The newspaper’s first chapter of its story was released Sunday and included a number of interesting details about Hernandez’s youth in Bristol, Conn. and at Bristol (Conn.) Central High School. Most of those stories had been heard before in one place or another, but the Globe did reveal one rather audacious scoop: Hernandez’s quarterback and closest friend at Bristol Central, Dennis SanSoucie, now claims that the two had a homosexual relationship while they played together in high school.
For the first time publicly, SanSoucie also talked about a now-and-then sexual relationship he had with Aaron, which began in middle school and continued through high school.
“Me and him were very much into trying to hide what we were doing. We didn’t want people to know,” Dennis SanSoucie said in an interview.
SanSoucie said he and Hernandez worked hard to keep their relationship a secret. In their traditional community of Bristol, where Dennis was bound for the military and Aaron for big-time football, it was not something they wanted people to know about.
There’s no question that SanSoucie’s revelation shines a new light on the purported claims which emerged after Hernandez’s suicide that the former NFL tight end had a male prison lover.
That’s not relevant to his state record-setting high school career, but his relationship with SanSoucie is. And the impact it had on his later development and behavior, including his violent streak that evolved into multiple alleged manslaughter incidents, including the murder of Odin Lloyd for which he was convicted, sentenced and during which he eventually committed suicide.
The same report also noted that Hernandez had once wanted to be a cheerleader, leading to an altercation with his father, Dennis “King” Hernandez.
“I remember he wanted to be a cheerleader. My cousins were cheerleaders and amazing,” Jonathan (formerly D.J.) Hernandez told the Globe. “And I remember coming home and like my dad put an end to that really quick.

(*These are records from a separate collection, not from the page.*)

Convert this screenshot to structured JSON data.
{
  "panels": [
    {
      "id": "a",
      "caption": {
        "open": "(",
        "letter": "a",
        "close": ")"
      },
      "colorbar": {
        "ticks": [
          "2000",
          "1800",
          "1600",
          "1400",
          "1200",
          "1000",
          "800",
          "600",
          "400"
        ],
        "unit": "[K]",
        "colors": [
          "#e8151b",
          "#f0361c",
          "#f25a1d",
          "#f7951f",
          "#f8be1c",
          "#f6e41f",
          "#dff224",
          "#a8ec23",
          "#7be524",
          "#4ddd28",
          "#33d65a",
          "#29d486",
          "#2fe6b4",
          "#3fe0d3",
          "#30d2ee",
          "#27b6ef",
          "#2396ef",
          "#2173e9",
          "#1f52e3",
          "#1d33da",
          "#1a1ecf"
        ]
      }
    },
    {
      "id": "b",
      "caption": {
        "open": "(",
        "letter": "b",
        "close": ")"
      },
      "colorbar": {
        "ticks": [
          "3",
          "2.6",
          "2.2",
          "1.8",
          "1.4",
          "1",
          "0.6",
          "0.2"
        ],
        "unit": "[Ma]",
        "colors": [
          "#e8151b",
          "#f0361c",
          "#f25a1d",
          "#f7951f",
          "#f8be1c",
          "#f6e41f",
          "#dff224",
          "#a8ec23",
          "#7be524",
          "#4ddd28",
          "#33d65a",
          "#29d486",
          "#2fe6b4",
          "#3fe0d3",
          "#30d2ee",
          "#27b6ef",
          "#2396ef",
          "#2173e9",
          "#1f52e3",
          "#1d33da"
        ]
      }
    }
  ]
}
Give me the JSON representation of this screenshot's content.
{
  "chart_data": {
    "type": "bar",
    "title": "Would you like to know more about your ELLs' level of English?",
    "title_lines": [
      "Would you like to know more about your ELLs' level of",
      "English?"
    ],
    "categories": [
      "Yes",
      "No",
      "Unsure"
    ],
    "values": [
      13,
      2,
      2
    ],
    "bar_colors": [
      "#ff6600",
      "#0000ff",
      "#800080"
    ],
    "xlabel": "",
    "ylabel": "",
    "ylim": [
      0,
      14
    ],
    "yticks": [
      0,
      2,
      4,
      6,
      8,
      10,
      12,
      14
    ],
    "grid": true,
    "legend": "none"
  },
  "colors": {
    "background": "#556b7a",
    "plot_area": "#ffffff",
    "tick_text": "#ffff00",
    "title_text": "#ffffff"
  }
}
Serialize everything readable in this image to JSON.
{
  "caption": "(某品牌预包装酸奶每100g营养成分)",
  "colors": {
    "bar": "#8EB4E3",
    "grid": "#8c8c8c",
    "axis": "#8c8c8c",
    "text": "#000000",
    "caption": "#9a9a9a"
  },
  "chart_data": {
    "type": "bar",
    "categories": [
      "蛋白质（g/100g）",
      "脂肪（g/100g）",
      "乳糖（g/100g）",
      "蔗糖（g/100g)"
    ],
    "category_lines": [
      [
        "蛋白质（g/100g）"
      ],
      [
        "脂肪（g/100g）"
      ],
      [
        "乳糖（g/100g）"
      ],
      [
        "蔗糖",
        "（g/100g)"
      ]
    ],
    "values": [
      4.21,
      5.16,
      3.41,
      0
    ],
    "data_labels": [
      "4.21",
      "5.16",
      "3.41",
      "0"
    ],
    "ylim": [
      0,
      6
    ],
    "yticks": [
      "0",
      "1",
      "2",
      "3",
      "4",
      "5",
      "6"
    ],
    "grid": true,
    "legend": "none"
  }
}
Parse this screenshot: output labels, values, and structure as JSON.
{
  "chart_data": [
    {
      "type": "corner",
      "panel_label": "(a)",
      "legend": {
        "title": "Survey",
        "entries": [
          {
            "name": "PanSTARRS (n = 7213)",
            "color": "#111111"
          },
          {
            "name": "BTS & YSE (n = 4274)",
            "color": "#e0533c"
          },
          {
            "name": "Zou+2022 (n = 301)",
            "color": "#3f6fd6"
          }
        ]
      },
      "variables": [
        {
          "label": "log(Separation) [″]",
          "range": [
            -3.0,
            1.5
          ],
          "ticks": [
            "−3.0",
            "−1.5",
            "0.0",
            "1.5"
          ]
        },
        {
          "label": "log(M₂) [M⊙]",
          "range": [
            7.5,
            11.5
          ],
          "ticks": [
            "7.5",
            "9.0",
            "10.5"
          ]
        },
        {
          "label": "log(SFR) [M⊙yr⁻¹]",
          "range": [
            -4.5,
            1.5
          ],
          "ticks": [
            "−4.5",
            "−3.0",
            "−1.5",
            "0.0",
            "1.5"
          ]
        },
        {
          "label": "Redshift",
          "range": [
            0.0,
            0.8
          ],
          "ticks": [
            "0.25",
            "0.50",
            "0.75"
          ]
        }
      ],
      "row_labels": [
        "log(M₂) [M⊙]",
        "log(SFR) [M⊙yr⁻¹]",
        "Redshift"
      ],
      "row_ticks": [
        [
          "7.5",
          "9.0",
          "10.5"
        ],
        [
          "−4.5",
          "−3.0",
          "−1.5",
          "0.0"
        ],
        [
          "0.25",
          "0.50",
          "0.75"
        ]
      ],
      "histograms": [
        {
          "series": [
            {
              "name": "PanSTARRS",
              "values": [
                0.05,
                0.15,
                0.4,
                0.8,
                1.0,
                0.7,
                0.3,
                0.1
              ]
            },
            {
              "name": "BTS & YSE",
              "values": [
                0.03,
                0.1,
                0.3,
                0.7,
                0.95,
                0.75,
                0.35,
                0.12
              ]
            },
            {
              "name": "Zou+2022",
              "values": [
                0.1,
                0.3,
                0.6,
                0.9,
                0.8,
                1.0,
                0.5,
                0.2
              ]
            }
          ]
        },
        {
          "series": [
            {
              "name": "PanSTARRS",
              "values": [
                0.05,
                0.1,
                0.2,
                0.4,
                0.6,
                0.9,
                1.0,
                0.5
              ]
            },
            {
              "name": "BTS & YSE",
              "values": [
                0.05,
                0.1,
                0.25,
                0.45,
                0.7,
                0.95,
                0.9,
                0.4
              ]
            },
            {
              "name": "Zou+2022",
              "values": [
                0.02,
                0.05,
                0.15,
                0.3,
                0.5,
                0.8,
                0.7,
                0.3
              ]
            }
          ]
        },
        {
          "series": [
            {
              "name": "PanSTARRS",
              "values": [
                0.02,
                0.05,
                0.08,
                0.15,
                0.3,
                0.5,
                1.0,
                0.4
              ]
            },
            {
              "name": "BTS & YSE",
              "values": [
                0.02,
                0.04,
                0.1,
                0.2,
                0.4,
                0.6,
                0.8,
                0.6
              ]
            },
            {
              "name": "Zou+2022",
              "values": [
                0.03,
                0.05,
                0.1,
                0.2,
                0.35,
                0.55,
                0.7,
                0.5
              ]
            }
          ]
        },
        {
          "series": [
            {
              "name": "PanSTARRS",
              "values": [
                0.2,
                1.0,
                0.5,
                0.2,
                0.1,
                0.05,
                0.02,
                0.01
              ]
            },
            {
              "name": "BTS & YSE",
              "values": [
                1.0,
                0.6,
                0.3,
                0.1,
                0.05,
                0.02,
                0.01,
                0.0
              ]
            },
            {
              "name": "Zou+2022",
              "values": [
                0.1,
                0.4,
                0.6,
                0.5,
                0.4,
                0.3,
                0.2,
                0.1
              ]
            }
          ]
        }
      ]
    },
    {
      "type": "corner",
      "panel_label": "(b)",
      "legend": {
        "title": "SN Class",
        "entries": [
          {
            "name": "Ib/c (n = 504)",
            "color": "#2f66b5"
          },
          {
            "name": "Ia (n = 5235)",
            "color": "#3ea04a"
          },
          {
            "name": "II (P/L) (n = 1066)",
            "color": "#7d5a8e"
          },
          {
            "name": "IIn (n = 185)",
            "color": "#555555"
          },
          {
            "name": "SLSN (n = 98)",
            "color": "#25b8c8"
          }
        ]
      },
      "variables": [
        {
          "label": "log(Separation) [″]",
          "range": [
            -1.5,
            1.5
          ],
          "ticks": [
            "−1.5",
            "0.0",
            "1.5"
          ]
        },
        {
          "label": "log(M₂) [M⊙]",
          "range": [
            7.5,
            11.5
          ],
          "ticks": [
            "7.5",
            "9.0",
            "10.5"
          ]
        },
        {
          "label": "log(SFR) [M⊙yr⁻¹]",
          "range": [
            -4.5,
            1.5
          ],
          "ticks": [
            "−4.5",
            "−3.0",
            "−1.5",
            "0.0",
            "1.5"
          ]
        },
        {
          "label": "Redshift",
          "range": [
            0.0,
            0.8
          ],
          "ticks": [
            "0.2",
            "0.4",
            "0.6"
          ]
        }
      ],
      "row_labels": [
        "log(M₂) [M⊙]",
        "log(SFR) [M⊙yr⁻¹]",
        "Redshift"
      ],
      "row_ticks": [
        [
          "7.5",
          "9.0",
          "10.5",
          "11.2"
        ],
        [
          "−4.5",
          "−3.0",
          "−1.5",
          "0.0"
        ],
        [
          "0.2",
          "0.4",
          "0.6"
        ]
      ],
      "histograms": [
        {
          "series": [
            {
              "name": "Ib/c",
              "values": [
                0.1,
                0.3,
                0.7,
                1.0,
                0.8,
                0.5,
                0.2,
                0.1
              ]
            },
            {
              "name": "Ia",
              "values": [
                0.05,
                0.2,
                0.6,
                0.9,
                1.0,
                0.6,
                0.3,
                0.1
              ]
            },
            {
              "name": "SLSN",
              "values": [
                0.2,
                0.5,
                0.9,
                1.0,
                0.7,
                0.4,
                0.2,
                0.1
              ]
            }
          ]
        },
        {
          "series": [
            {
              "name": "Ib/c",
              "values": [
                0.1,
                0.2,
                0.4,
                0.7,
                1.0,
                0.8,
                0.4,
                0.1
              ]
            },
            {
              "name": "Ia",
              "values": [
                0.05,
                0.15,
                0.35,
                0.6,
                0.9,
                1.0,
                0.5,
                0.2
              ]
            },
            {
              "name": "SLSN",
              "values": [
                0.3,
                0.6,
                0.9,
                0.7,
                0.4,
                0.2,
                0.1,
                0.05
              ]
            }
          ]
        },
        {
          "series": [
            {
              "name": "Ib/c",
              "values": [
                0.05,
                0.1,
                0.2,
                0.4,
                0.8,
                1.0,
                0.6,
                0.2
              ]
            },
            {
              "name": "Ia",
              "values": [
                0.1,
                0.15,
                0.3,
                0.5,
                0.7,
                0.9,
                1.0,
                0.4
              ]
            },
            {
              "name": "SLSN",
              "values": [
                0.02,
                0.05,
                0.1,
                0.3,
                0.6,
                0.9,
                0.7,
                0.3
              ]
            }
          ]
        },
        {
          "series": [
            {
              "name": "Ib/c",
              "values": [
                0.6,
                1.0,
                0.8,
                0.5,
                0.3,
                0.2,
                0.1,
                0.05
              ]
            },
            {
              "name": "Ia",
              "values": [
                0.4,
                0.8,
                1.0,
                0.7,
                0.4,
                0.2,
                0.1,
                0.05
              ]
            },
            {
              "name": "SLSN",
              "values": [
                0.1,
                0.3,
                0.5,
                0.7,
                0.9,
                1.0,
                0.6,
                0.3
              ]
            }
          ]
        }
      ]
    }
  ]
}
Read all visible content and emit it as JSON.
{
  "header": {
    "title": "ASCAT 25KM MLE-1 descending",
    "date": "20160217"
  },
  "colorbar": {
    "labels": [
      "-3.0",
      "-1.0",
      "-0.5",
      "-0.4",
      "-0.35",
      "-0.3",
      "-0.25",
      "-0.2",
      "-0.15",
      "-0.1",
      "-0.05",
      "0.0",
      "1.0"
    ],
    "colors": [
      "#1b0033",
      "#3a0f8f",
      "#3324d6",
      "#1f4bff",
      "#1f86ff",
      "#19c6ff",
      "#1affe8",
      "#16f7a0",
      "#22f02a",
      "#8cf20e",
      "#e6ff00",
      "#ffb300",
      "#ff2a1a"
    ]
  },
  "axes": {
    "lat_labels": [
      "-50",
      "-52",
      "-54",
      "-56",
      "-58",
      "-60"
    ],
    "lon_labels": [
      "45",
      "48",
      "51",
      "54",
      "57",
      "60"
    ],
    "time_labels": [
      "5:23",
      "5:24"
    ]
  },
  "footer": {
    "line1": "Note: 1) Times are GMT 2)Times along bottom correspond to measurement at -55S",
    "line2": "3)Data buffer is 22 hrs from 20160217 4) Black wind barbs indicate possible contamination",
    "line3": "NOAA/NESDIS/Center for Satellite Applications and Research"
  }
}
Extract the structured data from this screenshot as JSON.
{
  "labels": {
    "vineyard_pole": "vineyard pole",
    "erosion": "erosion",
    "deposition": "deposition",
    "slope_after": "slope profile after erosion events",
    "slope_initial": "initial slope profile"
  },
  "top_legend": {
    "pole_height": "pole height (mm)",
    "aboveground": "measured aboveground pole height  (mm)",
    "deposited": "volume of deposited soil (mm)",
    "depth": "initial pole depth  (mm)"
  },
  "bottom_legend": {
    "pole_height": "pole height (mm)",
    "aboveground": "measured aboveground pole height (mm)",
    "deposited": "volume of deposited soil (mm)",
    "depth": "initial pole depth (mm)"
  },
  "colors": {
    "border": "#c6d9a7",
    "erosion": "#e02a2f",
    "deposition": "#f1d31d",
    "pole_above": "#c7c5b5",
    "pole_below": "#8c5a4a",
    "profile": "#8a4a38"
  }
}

And it was not OK. My dad made it clear that … he had his definition of a man.”
Both the alleged on-again, off-again homosexuality and desire to be a cheerleader speak to Hernandez’s complex identity issues, all of which may have contributed to the underlying currents that eventually resulted in stirring violence behind the scenes of almost immeasurable athletic talent, a caustic cocktail that launched his fame and also eventually led to his suicide.